キョトンとして近づいてくる風花さんの美しい裸体が嫌でも目に入ってくる。

 

「お、俺もう上がるよ!!」

 

「なんで?一緒入ろうよ?」

 

首を傾げながら風花さんは俺の手を掴んだ。

 

やばい

 

俺の心臓の鼓動が止まらない

 

顔が熱くてたまらない

 

「竜司?」

 

「あ…あ…その…////」

 

 

 

 

 

 

 

「「こらぁぁぁぁぁぁぁぁぁぁぁ!!」」

 

突然、激しい怒号と共に飛鳥と斑鳩先輩が乗り込んできた。

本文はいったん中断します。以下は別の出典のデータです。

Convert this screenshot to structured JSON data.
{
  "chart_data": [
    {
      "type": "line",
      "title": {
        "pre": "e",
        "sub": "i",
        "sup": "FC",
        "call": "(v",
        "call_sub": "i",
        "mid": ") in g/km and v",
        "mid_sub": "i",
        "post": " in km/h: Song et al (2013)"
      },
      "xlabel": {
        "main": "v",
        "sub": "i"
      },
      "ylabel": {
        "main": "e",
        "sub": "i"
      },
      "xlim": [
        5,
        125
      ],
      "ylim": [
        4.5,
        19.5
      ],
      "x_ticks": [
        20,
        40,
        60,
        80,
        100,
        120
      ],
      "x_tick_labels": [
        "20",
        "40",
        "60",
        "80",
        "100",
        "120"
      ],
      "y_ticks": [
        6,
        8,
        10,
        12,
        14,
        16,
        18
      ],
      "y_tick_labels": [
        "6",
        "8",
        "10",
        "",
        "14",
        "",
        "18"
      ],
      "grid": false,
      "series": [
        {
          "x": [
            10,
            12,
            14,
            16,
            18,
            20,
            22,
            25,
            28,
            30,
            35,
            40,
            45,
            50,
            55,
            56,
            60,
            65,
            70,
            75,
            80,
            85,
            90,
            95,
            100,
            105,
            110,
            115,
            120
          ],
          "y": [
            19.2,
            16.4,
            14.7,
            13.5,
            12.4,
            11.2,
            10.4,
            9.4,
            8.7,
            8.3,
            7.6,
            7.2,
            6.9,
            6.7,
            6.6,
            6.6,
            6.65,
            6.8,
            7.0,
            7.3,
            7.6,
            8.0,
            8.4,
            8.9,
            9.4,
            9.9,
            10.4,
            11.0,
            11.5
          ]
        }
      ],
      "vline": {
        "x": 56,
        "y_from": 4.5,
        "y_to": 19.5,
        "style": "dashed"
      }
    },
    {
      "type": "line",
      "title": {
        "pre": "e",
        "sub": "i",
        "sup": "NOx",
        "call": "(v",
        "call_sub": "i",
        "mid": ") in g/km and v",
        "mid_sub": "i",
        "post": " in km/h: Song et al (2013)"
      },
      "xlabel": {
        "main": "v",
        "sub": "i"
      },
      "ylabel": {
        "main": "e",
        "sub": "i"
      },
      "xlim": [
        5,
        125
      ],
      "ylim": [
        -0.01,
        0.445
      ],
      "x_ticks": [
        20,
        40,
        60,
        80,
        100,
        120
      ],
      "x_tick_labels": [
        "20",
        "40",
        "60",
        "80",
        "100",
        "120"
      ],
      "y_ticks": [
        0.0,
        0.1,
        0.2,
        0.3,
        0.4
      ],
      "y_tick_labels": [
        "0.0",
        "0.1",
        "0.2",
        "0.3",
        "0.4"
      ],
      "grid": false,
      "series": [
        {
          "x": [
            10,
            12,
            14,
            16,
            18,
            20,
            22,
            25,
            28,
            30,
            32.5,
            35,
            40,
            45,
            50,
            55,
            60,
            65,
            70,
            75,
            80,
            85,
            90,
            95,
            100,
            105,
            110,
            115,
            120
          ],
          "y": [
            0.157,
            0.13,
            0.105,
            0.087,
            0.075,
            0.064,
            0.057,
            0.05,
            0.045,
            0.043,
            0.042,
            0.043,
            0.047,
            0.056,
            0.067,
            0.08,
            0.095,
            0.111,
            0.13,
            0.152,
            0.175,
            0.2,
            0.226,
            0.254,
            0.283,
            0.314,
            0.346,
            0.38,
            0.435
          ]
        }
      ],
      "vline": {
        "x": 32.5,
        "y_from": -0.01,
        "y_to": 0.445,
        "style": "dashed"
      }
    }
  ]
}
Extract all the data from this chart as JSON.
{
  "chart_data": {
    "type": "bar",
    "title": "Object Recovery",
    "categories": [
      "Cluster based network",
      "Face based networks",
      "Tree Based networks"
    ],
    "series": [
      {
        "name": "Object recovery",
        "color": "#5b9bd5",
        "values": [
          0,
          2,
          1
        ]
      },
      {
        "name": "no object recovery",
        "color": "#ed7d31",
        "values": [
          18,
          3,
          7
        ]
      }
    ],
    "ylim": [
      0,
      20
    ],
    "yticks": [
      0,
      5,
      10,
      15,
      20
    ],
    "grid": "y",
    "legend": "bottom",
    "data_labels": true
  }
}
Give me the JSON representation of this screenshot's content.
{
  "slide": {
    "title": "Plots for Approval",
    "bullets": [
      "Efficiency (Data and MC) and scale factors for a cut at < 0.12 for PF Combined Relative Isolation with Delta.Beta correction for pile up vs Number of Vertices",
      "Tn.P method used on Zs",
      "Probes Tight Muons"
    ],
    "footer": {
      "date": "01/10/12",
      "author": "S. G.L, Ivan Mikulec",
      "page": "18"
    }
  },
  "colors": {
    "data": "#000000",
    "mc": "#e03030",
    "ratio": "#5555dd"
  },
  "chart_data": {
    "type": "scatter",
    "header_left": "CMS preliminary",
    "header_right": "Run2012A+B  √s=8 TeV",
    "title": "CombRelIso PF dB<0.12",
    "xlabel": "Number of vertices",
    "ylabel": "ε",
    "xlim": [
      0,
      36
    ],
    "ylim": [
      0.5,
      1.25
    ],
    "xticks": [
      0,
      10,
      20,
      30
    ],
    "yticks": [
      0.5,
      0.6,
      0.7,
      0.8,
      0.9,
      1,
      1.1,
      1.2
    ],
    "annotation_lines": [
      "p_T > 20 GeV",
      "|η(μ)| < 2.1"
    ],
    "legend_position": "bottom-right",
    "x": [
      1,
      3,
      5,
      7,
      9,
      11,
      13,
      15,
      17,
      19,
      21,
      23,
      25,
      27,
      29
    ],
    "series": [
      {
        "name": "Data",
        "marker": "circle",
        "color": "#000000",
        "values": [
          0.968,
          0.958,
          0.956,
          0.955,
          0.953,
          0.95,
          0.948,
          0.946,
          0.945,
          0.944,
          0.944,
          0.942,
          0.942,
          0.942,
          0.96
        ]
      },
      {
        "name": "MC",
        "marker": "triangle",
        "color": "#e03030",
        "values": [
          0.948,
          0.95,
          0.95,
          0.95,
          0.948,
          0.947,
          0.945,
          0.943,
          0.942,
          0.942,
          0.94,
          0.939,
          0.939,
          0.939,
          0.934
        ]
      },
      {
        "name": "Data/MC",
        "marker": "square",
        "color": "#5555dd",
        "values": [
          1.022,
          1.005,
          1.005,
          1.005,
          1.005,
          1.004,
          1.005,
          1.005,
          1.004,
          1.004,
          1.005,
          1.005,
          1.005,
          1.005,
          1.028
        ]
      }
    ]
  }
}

その勢いで俺は吹き飛ばされた。

 

「風花さん!!流石にそれはアウトだよ!!」

 

「一発レッドカードです!!あと竜司さんのエッチ!!」

 

「やっぱり風花さん信用できないよ〜!!」

 

「り、理不尽だ…!!」

 

俺の意識があったのはそこまでだった。

 

 

 

 

 

 

 

 

 

「くくく…これこれ」

 

デスドラとの死闘跡地にて、天と華蛇がやってきて落ちていたメガロサウルススカルキーを拾い上げた。

 

「破壊竜の力…この力さえあれば仮面ライダーなど恐るるに足らず。始めましょう、我々の反撃をね」

 

天は歓喜の笑みを浮かべながらメガロサウルススカルキーを握りしめてその力を取り込み、華蛇はそれを静かに睨んでいた。